Federal court decisions and guidance from government agencies have established that an employer’s consideration of arrest and conviction records can constitute a violation of Title VII of the Civil Rights Act of 1964, as amended, in two circumstances:

  1. An employer is liable for violating Title VII when an individual demonstrates that the employer treated the individual differently because of the individual’s race, national origin, or another protected basis. For example, an employer may be subject to disparate treatment liability under Title VII where the evidence shows that a covered employer rejected an African-American applicant based on his criminal record, but hired a similarly situated white applicant with a comparable criminal record.
  2. An employer violates Title VII where the evidence shows that a covered employer’s criminal record screening policy or practice disproportionately screens out a group protected by Title VII, and the employer does not demonstrate that the policy or practice is job-related for the positions in question and consistent with business necessity.

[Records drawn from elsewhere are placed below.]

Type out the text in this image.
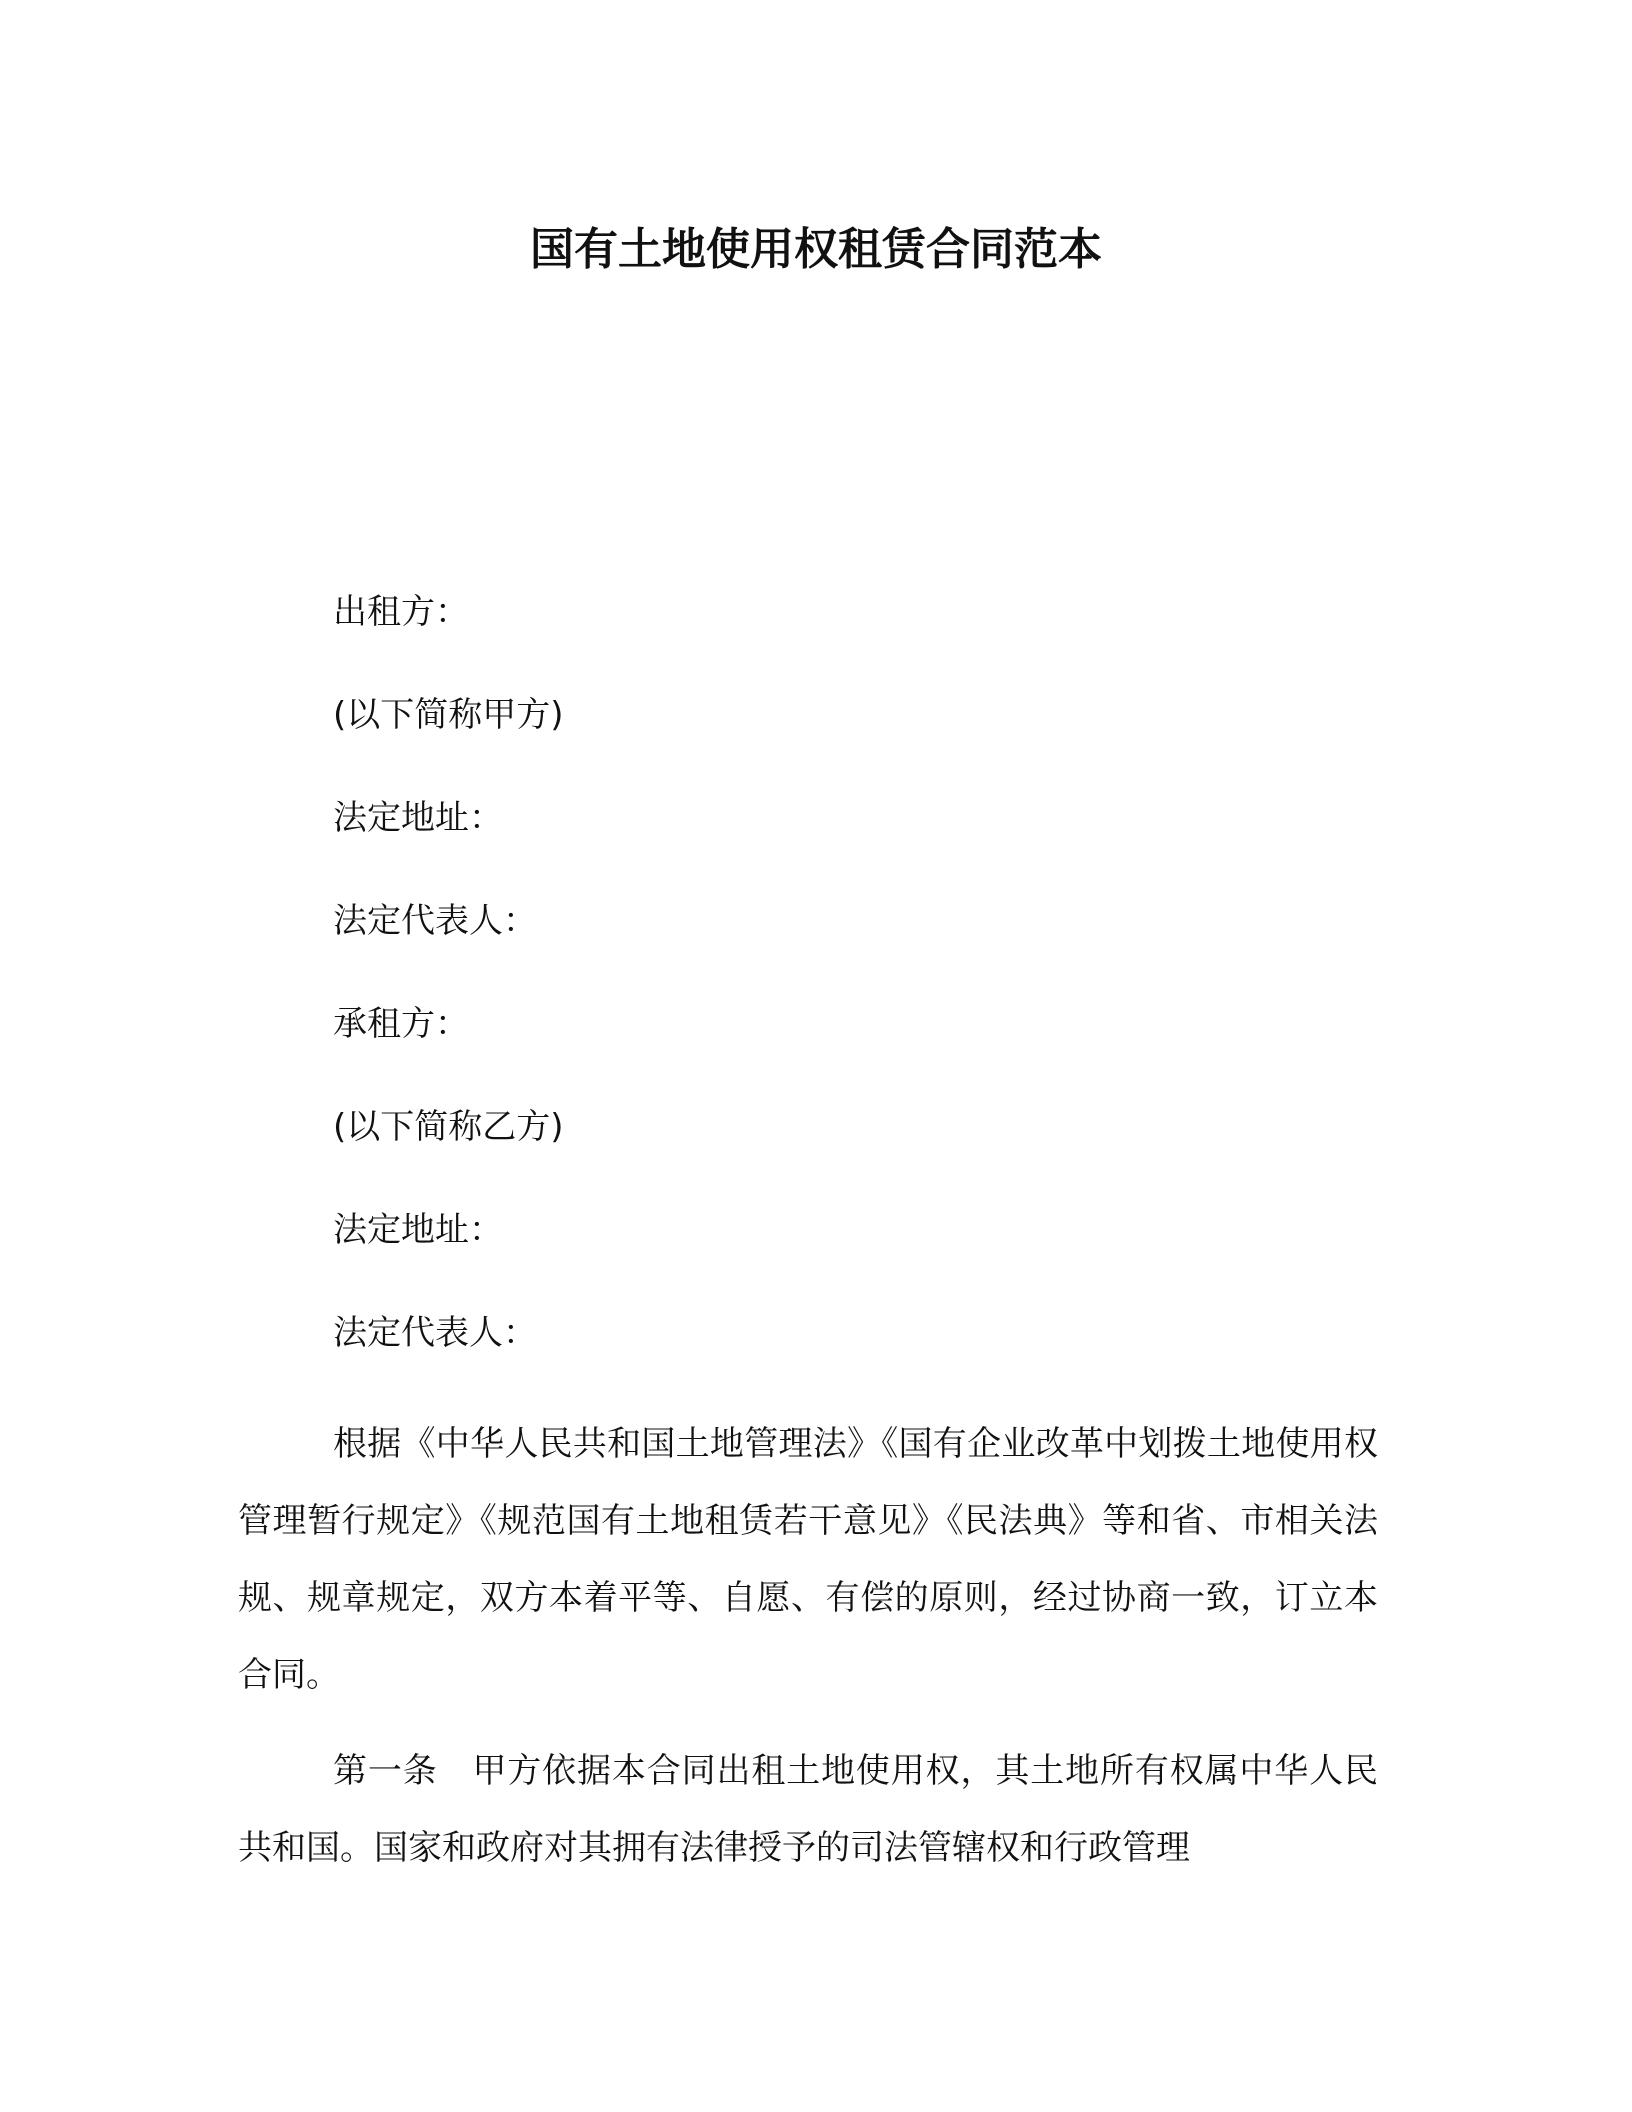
国有土地使用权租赁合同范本
出租方：
(以下简称甲方)
法定地址：
法定代表人：
承租方：
(以下简称乙方)
法定地址：
法定代表人：

根据《中华人民共和国土地管理法》《国有企业改革中划拨土地使用权管理暂行规定》《规范国有土地租赁若干意见》《民法典》等和省、市相关法规、规章规定，双方本着平等、自愿、有偿的原则，经过协商一致，订立本合同。

第一条　甲方依据本合同出租土地使用权，其土地所有权属中华人民共和国。国家和政府对其拥有法律授予的司法管辖权和行政管理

On April 26, 2012, the Equal Employment Opportunity Commission (EEOC) issued its much anticipated Enforcement Guidance on the Consideration of Arrest and Conviction Records in Employment Decisions Under Title VII of the Civil Rights Act of 1964 (The Guidance), building on longstanding court decisions and policy documents that have been issued over the past 20 years. The Guidance focuses on employment discrimination based on race and national origin, and the differences between arrest and conviction records.

The EEOC takes the position that an arrest does not establish that criminal conduct has occurred, and an exclusion based on an arrest, in itself, is not job-related and consistent with business necessity. An employer may make an employment decision based on the conduct underlying an arrest, however, if the conduct makes the individual unfit for the position in question. In contrast, a conviction record will usually serve as sufficient evidence that a person engaged in the particular conduct that lead to the conviction. In certain circumstances, however, there may be reasons for an employer not to rely on the conviction record alone when making an employment decision.

The EEOC also identifies two circumstances in which it believes employers will consistently meet the “job-related and consistent with business necessity” defense: (1) when the employer validates the criminal conduct exclusion for the position in question in light of the Uniform Guidelines on Employee Selection Procedures (if there is data or analysis about criminal conduct as related to subsequent work performance or behaviors); and (2) where the employer develops a targeted screening program that considers at least the nature of the crime, the time elapsed since the crime, and the nature of the job to be performed. The employer’s policy must provide an opportunity for an individualized assessment for those people identified by the screen, to determine if the screening policy, as applied, is job-related and consistent with business necessity.

The Guidance concludes with the EEOC’s adoption of “best practices for employers” that are considering criminal record information when making employment decisions:

  • Eliminate policies or practices that exclude people from employment based on any criminal record. 
  • Train managers, hiring officials, and decision-makers about Title VII and its prohibition on employment discrimination. 
  • Develop a narrowly tailored written policy and procedure for screening applicants and employees for criminal conduct. 
  • Identify essential job requirements and the actual circumstances under which the jobs are performed. 
  • Determine the specific offenses that may demonstrate unfitness for performing such jobs based on all available evidence. 
  • Determine the duration of exclusions for criminal conduct based on all available evidence, including an individualized assessment. 
  • Record the justification for the policy and procedures. 
  • Note and keep a record of consultations and research considered in crafting the policy and procedures. 
  • Train managers, hiring officials, and decision-makers on how to implement the policy and procedures consistent with Title VII. 
  • When asking questions about criminal records, limit inquiries to records for which exclusion would be job-related for the position in question and consistent with business necessity. 
  • Keep information about applicants’ and employees’ criminal records confidential. Only use it for the purpose for which it was intended.

Employers will likely see job applicants with criminal backgrounds, whether related to an arrest or conviction. Employers should conform their hiring practices to adhere to the Guidance issued by the EEOC to better ensure that such practices do not run afoul of Title VII.